递推斐波那契
这个思路就比较简单了~
/*int fibo(int a){
int q1,q2;
if(a == 1 || a == 2){
return 1;
}
else{
q1 = fibo(a - 1);
q2 = fibo(a - 2);
return q1 + q2;
}
}
int main(){
int n,a;
scanf("%d",&n);
for(int i = 1;i <= n;i ++){
scanf("%d",&a);
printf("%ld\n",fibo(a) % 1000);
}
return 0;
}*/
//上面On超时!!!递归不行事。。

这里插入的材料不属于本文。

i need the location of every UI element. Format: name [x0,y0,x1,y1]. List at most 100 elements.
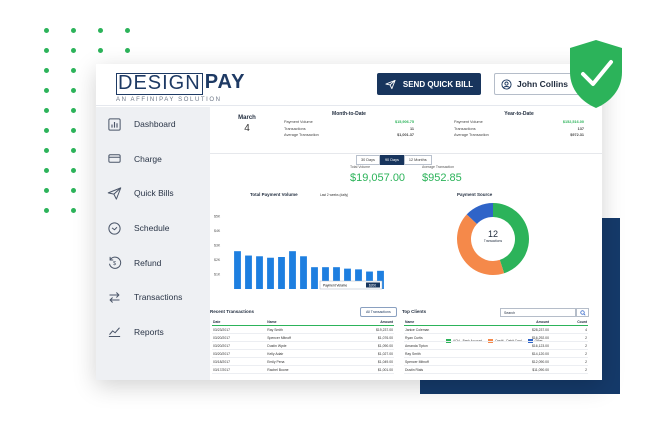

。
long long fi = 1,fb = 1;
long long fn;
int h,a[1000005],n;
int main(){
scanf("%d",&n);
for(int i = 1;i <= n;i ++){
scanf("%d",&a[i]);
}
for(int i = 1;i <= n;i ++){
h = a[i];
if(h == 1 || h == 2){
printf("%lld\n",fi);
}
else{
for(int j = 3;j <= h;j ++){
fn = fb + fi;
fi = fb % 1000;//取模取模取模!!!!
fb = fn % 1000;
}
printf("%lld\n",fn % 1000);
fn = 0;
fi = 1;
fb = 1;
}
}
return 0;
}